A key area of interest is how the CCPA defines the “sale” of personal information, and how the definition applies to Ad Tech relationships and different services, including the variety of ways your company may use interest-based advertising, enrich your existing data sets, use different types of data analytics services, use matching and re-targeting, or target your advertising to certain defined audience segments.
In particular, publishers may be considered to have “sold” consumer personal information when they pass along persistent identifiers to other Ad Tech participants depending on the relationship with such participants, and how such participants use the data. Just as important, companies that use service providers to assist with their advertising and data analytics efforts should evaluate and firm up such classifications. For partners that are not intuitively service providers or obvious recipients of data sales, more analysis and industry benchmarking on interpretations are likely warranted.
The Interactive Advertising Bureau proposes a framework that will enable publishers and their partners to comply with the CCPA’s provisions on the “sale” of consumer data by providing publishers a technical solution to signal to partners that a consumer has opted out of the “sale” of their personal information. The framework will bind Ad Tech participants using a limited service provider contract. Through this arrangement, the framework maintains the availability of interest-based advertising, but restricts participants in their use of personal information to strictly business purposes.
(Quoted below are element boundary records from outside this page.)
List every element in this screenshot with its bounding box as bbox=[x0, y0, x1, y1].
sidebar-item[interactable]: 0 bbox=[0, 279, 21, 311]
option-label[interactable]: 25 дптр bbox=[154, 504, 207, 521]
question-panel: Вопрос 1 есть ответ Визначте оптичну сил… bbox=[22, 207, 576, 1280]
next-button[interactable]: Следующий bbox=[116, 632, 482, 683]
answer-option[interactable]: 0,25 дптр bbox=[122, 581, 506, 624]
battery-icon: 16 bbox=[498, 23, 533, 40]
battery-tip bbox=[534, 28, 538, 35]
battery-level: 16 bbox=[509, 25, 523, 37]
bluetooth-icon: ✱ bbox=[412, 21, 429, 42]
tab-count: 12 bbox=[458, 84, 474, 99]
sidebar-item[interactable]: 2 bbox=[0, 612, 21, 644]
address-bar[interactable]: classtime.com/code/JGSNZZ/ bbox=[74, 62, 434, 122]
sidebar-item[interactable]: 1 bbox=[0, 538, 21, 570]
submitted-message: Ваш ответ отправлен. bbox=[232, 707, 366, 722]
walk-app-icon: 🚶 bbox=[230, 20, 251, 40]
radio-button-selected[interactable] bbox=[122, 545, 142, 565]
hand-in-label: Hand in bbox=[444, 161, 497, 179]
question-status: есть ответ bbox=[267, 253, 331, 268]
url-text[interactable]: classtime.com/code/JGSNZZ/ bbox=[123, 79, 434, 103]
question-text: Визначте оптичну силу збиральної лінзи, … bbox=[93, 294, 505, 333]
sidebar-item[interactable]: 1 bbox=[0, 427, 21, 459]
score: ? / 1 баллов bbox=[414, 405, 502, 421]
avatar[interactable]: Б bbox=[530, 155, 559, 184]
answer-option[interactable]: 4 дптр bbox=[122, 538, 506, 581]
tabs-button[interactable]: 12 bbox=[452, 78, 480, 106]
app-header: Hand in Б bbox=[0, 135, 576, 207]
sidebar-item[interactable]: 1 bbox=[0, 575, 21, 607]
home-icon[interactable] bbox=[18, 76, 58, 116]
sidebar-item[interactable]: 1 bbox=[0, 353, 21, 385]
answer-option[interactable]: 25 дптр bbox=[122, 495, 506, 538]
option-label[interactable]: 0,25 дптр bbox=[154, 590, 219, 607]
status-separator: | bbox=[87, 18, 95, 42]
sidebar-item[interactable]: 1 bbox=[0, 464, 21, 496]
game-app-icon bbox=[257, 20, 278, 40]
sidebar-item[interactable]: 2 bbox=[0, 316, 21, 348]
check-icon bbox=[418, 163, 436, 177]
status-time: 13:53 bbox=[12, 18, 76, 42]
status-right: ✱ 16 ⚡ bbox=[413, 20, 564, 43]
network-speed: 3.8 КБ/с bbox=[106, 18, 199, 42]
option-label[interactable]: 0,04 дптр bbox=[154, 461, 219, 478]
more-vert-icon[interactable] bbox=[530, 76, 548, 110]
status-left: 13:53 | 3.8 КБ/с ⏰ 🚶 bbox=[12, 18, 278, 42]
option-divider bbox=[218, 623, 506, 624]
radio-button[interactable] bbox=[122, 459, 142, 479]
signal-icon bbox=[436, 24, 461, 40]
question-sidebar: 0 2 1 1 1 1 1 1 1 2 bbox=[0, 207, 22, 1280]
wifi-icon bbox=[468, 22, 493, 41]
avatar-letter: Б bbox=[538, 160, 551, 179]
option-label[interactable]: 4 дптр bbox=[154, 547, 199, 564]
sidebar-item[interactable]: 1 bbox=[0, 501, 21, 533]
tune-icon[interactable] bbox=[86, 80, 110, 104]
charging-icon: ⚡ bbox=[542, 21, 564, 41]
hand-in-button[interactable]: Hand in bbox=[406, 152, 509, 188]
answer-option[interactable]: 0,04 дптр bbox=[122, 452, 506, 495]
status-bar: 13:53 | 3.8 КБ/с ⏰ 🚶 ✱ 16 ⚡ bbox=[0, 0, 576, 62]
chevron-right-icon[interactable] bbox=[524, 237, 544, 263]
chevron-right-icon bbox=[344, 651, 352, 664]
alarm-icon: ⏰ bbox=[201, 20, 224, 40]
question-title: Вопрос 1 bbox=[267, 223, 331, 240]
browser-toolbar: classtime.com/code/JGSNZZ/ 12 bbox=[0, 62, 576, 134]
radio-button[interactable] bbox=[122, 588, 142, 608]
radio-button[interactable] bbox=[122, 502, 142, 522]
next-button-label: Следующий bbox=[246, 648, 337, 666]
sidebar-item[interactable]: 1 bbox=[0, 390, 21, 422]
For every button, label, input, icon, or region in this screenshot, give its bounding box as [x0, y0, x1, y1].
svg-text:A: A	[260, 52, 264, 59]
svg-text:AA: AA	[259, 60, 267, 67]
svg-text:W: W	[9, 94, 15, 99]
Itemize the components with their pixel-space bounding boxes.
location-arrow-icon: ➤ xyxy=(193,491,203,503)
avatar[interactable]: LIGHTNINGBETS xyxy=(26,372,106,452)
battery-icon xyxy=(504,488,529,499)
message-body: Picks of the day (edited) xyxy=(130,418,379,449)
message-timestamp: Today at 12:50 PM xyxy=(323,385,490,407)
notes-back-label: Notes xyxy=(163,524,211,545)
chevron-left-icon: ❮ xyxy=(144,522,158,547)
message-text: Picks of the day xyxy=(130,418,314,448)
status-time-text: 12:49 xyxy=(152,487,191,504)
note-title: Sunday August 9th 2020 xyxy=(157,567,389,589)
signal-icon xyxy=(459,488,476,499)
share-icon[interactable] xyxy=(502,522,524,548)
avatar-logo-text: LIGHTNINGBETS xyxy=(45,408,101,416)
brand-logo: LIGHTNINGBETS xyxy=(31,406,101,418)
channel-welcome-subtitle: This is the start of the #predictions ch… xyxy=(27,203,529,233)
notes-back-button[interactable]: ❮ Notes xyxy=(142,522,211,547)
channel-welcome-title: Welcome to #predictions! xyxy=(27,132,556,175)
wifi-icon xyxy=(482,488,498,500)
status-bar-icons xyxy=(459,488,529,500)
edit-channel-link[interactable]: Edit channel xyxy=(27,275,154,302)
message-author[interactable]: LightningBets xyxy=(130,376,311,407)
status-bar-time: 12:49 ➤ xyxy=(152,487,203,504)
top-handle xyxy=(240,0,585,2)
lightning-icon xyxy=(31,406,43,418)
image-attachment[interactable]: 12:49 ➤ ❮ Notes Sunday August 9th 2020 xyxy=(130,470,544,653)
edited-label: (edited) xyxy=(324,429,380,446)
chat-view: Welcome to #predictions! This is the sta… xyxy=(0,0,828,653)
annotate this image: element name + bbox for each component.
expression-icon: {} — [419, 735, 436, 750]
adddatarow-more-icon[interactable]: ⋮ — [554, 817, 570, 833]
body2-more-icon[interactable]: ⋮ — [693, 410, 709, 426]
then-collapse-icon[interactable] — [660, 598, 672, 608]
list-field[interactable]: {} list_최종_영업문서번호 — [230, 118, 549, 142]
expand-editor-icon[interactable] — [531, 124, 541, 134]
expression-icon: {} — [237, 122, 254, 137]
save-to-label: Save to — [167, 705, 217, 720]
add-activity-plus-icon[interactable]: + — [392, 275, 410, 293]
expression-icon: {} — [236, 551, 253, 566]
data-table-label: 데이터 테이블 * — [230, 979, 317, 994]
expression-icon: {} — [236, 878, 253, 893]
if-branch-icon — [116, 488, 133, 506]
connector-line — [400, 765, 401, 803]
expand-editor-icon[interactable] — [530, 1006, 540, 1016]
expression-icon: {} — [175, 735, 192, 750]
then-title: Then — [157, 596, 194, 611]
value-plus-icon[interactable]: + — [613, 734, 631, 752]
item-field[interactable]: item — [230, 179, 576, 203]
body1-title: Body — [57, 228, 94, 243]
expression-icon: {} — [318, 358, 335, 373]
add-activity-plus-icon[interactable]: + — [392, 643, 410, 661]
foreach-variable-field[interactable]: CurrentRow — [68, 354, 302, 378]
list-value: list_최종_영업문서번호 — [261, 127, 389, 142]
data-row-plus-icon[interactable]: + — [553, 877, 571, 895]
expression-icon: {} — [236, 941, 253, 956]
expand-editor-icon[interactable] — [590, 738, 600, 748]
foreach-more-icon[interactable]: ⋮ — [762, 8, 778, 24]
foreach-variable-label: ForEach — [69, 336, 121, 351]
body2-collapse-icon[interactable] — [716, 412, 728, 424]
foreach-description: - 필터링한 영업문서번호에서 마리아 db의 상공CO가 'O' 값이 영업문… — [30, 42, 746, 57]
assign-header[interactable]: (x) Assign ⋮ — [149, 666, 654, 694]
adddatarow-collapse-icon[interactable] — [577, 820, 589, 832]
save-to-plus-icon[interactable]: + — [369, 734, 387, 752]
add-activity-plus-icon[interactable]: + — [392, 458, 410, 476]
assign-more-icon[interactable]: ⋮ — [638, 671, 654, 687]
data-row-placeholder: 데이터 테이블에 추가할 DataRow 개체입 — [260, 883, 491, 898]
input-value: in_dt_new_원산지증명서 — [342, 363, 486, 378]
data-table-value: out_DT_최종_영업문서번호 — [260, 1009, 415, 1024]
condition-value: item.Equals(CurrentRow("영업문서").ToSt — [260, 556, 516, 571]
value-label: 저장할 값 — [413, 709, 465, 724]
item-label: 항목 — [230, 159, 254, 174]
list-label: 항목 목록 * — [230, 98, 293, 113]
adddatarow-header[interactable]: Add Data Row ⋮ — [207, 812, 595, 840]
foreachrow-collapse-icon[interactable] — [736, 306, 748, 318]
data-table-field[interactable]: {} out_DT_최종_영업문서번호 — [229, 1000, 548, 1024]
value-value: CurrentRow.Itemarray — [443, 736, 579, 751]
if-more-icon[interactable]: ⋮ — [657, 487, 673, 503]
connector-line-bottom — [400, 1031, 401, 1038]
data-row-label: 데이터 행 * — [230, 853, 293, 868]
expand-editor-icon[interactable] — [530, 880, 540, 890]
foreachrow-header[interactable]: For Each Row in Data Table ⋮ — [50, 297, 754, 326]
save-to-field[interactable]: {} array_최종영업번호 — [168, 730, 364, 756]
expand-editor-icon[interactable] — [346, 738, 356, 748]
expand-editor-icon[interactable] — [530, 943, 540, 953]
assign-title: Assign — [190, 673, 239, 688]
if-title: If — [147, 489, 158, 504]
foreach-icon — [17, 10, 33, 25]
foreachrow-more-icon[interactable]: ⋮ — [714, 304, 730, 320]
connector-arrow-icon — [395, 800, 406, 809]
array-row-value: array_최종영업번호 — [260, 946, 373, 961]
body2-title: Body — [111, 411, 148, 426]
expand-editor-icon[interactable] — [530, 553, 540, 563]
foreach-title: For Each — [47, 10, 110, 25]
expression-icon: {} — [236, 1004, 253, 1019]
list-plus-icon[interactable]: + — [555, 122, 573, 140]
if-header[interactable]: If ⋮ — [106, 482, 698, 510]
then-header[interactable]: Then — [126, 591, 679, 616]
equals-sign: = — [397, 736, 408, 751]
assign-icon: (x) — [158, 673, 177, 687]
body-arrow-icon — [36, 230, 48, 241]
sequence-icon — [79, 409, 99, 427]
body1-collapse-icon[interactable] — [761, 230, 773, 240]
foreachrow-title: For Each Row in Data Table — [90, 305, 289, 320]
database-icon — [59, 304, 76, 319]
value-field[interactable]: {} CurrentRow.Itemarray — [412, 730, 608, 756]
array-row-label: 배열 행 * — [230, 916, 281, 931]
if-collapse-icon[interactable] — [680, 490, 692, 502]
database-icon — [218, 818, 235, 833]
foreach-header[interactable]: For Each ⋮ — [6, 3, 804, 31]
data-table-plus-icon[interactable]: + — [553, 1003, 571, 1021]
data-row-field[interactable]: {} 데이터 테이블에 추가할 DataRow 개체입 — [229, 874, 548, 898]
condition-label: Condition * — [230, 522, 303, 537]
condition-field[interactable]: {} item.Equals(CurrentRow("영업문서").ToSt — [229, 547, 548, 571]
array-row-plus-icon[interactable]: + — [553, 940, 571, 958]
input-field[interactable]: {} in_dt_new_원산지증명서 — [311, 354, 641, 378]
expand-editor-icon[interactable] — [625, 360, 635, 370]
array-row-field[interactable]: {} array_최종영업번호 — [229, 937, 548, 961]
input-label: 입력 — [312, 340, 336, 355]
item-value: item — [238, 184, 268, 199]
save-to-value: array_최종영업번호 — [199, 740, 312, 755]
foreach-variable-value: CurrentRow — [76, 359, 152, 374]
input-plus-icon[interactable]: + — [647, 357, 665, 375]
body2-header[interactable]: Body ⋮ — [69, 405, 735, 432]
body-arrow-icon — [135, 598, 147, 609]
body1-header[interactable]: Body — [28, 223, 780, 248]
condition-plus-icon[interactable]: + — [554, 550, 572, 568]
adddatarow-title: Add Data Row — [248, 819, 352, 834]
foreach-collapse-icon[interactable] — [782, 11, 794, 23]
Otherwise, for companies engaged in digital advertising and analytics, some priorities include:
- Assessing the “Sale” of Personal Information: Review any disclosure of personal information to other businesses and determine if that disclosure counts as a “sale” for purposes of the CCPA. If so, develop a plan to comply with the CCPA’s requirements.
- Cataloging Cookies and Pixel Tags: Companies that have contracted with Ad Tech vendors to place cookies or fire pixel tags should catalog these activities and determine the extent to which they represent a “sale” of personal information, or if they reasonably qualify as service provider support. Alternatively, the Company may choose to block them from collecting personal information on the Company’s sites.